Unrepentant Cowboy is a must-read for anyone thinking that disruptions to industrial farming techniques will be met by smooth and seemless transitions as farmers immediately adjust to meet new market conditions. Ag is like every other sector of the economy - burdened with debt and locked into production techniques that work great in an era of positive mood, but which have little resiliency to face a shattered economy and society.

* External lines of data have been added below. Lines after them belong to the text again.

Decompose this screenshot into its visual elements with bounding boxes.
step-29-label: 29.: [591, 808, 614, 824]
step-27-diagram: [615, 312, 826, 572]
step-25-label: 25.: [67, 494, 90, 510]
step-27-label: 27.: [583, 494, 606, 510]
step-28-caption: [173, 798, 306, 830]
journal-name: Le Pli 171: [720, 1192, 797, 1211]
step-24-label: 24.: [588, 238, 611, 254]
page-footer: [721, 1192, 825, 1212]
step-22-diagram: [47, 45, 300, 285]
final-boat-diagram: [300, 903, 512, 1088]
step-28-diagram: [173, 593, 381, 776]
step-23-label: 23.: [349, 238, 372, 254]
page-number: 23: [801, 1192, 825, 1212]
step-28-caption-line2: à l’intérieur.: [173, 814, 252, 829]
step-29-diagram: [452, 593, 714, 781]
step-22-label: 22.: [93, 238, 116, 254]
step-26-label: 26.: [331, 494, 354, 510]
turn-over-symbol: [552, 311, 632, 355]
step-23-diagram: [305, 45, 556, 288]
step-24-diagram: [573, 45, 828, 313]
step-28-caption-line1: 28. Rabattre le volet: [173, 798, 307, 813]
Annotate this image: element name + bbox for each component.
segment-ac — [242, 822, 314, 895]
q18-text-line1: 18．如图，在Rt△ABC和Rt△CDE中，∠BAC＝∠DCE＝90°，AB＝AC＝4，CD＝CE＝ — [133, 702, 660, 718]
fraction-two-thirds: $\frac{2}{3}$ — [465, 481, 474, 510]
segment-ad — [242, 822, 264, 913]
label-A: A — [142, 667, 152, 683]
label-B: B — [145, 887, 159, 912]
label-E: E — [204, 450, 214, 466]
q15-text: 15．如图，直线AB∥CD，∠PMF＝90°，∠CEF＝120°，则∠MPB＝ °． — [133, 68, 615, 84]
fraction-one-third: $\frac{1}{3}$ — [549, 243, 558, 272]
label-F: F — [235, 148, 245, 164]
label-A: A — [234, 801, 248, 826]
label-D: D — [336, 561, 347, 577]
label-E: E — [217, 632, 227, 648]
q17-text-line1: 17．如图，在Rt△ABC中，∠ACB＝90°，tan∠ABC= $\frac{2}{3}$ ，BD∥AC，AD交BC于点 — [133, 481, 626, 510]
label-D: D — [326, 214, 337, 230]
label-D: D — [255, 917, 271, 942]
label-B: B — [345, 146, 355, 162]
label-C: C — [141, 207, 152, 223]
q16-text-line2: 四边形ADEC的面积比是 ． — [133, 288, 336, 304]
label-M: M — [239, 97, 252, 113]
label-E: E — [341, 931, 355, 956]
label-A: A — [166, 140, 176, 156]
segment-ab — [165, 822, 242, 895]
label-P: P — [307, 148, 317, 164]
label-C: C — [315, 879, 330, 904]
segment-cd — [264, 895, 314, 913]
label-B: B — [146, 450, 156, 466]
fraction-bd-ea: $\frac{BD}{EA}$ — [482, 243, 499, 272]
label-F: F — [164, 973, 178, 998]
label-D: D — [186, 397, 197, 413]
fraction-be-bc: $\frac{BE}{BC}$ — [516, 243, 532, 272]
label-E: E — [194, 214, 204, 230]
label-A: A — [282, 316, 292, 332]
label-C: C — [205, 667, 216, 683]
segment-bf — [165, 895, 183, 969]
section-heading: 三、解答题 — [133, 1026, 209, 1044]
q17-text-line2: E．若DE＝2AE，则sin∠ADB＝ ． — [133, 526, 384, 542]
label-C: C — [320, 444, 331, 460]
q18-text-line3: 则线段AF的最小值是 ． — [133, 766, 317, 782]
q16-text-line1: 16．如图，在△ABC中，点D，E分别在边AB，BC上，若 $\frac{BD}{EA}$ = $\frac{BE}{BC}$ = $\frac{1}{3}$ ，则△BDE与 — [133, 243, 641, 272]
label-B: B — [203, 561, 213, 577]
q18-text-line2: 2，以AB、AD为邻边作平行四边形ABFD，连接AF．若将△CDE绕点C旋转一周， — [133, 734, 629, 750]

3. And yes, for all of the horrible manifestations of corrpution and stupidity we can focus on, the government system in the U.S. still functions well for 80% of the population. When budgets get slashed further, when services get sold off to corrupt corporations or abandoned altogether, when corporations buy off the Feds from the next great disaster, this system will face a crisis of faith. I believe the government system at the federal and state levels will be found wanting, with all the socionomically-predicted consequences inherent in it.
This was a lot of blog space to summarize what we've already been thinking about. I think it is important to revisit "where we are" because it has impacts on just how much we truly can prepare for the Coming Collapse.
On paper, getting out of debt, totally readjusting how you use transportation or grow food and trying isolate yourself from the impact of food or oil shocks should be your task. In reality, many people, especially younger ones are burdened by excessive student debt while at the same time facing a job market that has few prospects and many of those prospects are low-paying. Incentives (in the form of already-built infrastructure and propaganda for nearly 100 years) are skewed towards a car-centric culture and housing and job opportunities are layed out accordingly. Growing your own food is a pipe dream and the few who are attempting to grow bulk grops with heritage seeds or other sustainable practices may well be broke by the time the crash has settled out fully.
The energy required to keep the self-delusion of solvency and greatness alive is wearing the United States thin, but the self-delusion is still there. Prep for what you can but always remember that your mind and how you react and "swim" in the greater sea of mass mood is the most important asset you have.